Lorsque l'exécution du contrat d'apprentissage est poursuivie conformément au § 4, alinéa 1er, a), la période entre, d'une part, le jour de la réception de l'écrit visé au § 1er, alinéa 2, ou de l'exploit d'huissier de justice visé au § 1er, ou le jour où la lettre recommandée à la poste, visée au § 1er, produit ses effets, et, d'autre part, la date à laquelle le comité paritaire d'apprentissage s'est prononcé, est considérée comme une suspension du contrat d'apprentissage.

Article 40bis. (inséré par L 1998-05-06, art. 17, En vigueur : 01-01-1998) Le patron est tenu d'avertir sans délai le comité paritaire d'apprentissage compétent de la fin prématurée du contrat d'apprentissage, quelle qu'en soit la cause.
Article 41. Sont nulles toutes clauses résolutoires.
Article 42. Sont nulles les clauses interdisant à l'apprenti après la cessation du contrat d'apprentissage, l'exploitation d'une entreprise soit en nom personnel, soit en société, ou l'engagement chez un autre patron ou chez un employeur.

TITRE III. _ ORGANISATION DE L'APPRENTISSAGE ORGANES D'EXECUTION ET DE CONTROLE.

Chapitre 1er - (inséré par L 1998-05-06/35, art. 18, En vigueur : 01-01-1998) Dispositions générales.

Article 46. Pour l'application de la loi du 16 mars 1971 sur le travail, le temps consacré par l'apprenti à suivre la formation visant à l'acquisition de connaissances théoriques complémentaires et la formation économique et sociale visées à l'article 45 est compté comme temps de travail.

Chapitre II - (inséré par L 1998-05-06/35, art. 28, 005; En vigueur : 01-01-1998) Organisation supplétoire de l'apprentissage.

CHAPITRE III. - (inséré par L 1998-05-06/35, art. 37, En vigueur : 01-01-1998) DISPOSITIONS RELATIVES AU FINANCEMENT DE L'APPRENTISSAGE.

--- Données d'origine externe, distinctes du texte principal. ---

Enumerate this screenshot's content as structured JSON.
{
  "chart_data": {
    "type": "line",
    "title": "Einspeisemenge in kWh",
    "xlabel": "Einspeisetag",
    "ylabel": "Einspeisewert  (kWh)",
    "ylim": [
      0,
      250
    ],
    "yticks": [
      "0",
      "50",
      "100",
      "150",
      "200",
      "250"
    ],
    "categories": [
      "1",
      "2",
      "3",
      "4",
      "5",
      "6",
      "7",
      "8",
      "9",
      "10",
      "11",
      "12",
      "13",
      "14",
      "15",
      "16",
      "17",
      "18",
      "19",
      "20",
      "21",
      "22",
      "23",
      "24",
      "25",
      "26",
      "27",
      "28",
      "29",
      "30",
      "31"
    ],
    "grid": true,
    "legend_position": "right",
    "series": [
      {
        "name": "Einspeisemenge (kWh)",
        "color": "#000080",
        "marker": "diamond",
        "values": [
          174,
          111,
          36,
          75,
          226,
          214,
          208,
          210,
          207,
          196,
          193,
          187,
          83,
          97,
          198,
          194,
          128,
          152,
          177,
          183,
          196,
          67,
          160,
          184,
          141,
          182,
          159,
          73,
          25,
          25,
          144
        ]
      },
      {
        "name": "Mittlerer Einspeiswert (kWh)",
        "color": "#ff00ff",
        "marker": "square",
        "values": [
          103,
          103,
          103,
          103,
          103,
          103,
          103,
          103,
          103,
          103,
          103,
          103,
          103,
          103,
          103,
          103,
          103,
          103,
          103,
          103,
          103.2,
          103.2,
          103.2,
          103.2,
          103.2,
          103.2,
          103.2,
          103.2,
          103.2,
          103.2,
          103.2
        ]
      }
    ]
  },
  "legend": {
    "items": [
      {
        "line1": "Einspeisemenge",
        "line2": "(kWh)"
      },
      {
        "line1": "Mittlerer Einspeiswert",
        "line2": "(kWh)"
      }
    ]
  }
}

TITRE IV. DISPOSITIONS FINALES.

Article 62. (ancien article 56bis) Le Roi peut, après avis du Conseil national du travail, par arrêté délibéré en Conseil des Ministres, charger les comités paritaires d'apprentissage visés à l'article 49 (et 53), de missions en matière d'insertion professionnelle et/ou de formation en alternance.

(...)

Article 63. (ancien article 57) (Sans préjudice des dispositions de la présente loi, les dispositions de la législation du travail sont applicables aux apprentis.)

(...)

Article 64. (ancien article 59) L'article 10, § 1er, 6°, des lois coordonnées du 30 avril 1962 sur la milice est remplacé par la disposition suivante: "....."
Article 65. (ancien article 60) Le décret du 22 germinal - 2 floréal an XI relatif aux manufactures, fabriques et ateliers est abrogé.